Véritable somme sur le thème, l'exposition conduit le visiteur du Paris, « capitale des plaisirs », jusqu'au chapitre final consacré à prostitution et modernité. écrivains, Zola, Maupassant, Proust... poètes, musiciens, ah la Traviata... artistes enfin, peintres, sculpteurs, dessinateurs, illustrateurs de journaux satyriques, tous sont obsédés par la prostituée. Les petits maîtres, au talent certes plus modeste que les grands – le génie transcende tout - donnent souvent une représentation de la réalité plus savoureuse et surtout plus exacte. Le charmant Jean Béraud, Le vigoureux Gervex, le virtuose Boldini, Steinlen le plus politique comme Forain. Il y aussi une salle consacrée aux photos pour « amateurs », salle interdite aux mineurs... On se demande, à l'heure d'internet, ce qu'ils pourraient bien trouver ici d'extraordinaire. Grotesque!

 

ManetBordelOn voit aussi quelques pièces de mobilier ayant appartenu à une de ces grandes courtisanes véritables people avant la lettre, la Païva ; son lit, la console de son salon sculptée par Dalou ; dans un autre genre, le meuble qui permettait de jouir de trois femmes à la fois et fut fabriqué pour édouard VII, le grand amateur de petites femmes de Paris : il venait chercher ici un peu de cette liberté sexuelle qu'il ne trouvait pas dans le Londres victorien.

 

La prostituée, misérable « pierreuse » arpentant les fortifs ou la glorieuse courtisane, suscite un sentiment ambivalent de fascination/répulsion. Le bordel ? Il y en avait jusque dans les petites villes, lieu de stupre et de sociabilité : un univers nocturne, clos, tiède, moite de la chaleur des corps, saturé d'effluves parfumées, où tout était possible. Toulouse-Lautrec y trouvait un refuge où sa difformité posait moins de problèmes. Le peintre faisait des séjours plus ou moins prolongés dans certaines « maisons », il y partageait la vie des pensionnaires. Une vingtaine de toiles et dessins décrivent le quotidien d'un univers assez popote qui évoque plus le pensionnat que la bacchanale. Il a su en peindre l'ennui mais aussi les aspects les plus crus.
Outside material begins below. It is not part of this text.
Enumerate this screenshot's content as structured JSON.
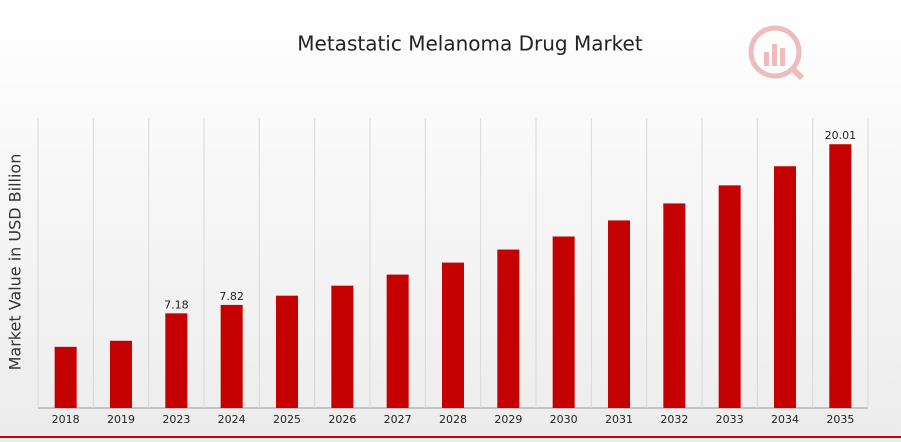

L'artiste n'épargne rien, mais son regard, pour incisif qu'il fut, n'avait rien de moralisateur et de cruel, encore moins de méprisant : il se sentait, au fond, plus proche de ces femmes décriées et méprisées que des dames de son milieu d'origine, la bonne noblesse provinciale. Son regard pouvait se teinter de tendresse quand il dessinait un couple de femmes, un peu hirsutes, assoupi dans le bonheur et la plénitude de l'après.

 

Degas en des monotypes virtuoses donne une vision autrement plus âpre voire méchante : un pitoyable troupeau de femmes bovines au faciès imbécile, nues à l'exception des inévitables bas noirs, mamelues, ventrues, le nez en pied de marmite, se lavent, se peignent, se reposent, accueillent le client. Elles sont grotesques, misérables et l'on se reproche de sourire en les regardant... Finalement cette dépravation petite bourgeoise en dit plus sur l'auteur qui avait manifestement un gros problème avec sa sexualité que sur ces pauvres femmes. On le sait il a fini sa vie en vieux célibataire ranci, anti-dreyfusard de surcroit.

 

DegasBordel

 

Vingt ans après, Picasso peint Gustave Coquiot, portrait du parfait noceur : nez charnu, poches et rides aux yeux, lèvres vermeilles, moustache en croc, barbiche, chemise blanche et frac noir il repose avec nonchalance sur un arrière plan de dérisoires danseuses du ventre. La pâte épaisse s'accorde avec la sensualité du personnage et l'oeuvre est construite sur un efficace contraste entre le noir et blanc de l'homme et le fond coloré. Le Malaguègne en deux autres tableaux l'un où il expose tel un bijou le corps rose de la femme dans son écrin de lingeries blanches, l'autre représentant le profil d'une pierreuse en fin de carrière, maigre, rongée par l'alcool et la syphilis peint le début et la fin... Enfin quelques ébauches et projets évoquent Les Demoiselles d'Avignon qui comme on le sait représentent une scène de bordel, cette ostension allait révolutionner la peinture et l'influence encore (voir l'exposition Picasso mania au Grand Palais)...

 

PicassoBordelSphinge, goule, vampire, femme fatale, femme piège qui ne fait qu'une bouchée du pantin son client... le Belge Félicien Rops s'en est fait le chantre, les dessins exposés, finalement assez sages et illustratifs quand on connait le reste de son œuvre – pourquoi tant de timidité ? -, montrent des créatures dominant une humanité masculine assez veule. Le Niçois Mossa ne craint ni le blasphème avec sa Mary de Magdala, ni l'outrance avec Elle, femme-fauve, couronnée de têtes de mort et de deux corbeaux, aux seins énormes, accroupie, juchée sur un monceau de corps masculins nus, contemple le spectateur. Ce superbe dessinateur, équivalent français du britannique Aubrey Beardsley, obsédé par le mythe de la femme destructrice de l'homme, eut une période frénétique au tournant du siècle, il s'assagira ensuite et se mairiera (trois fois).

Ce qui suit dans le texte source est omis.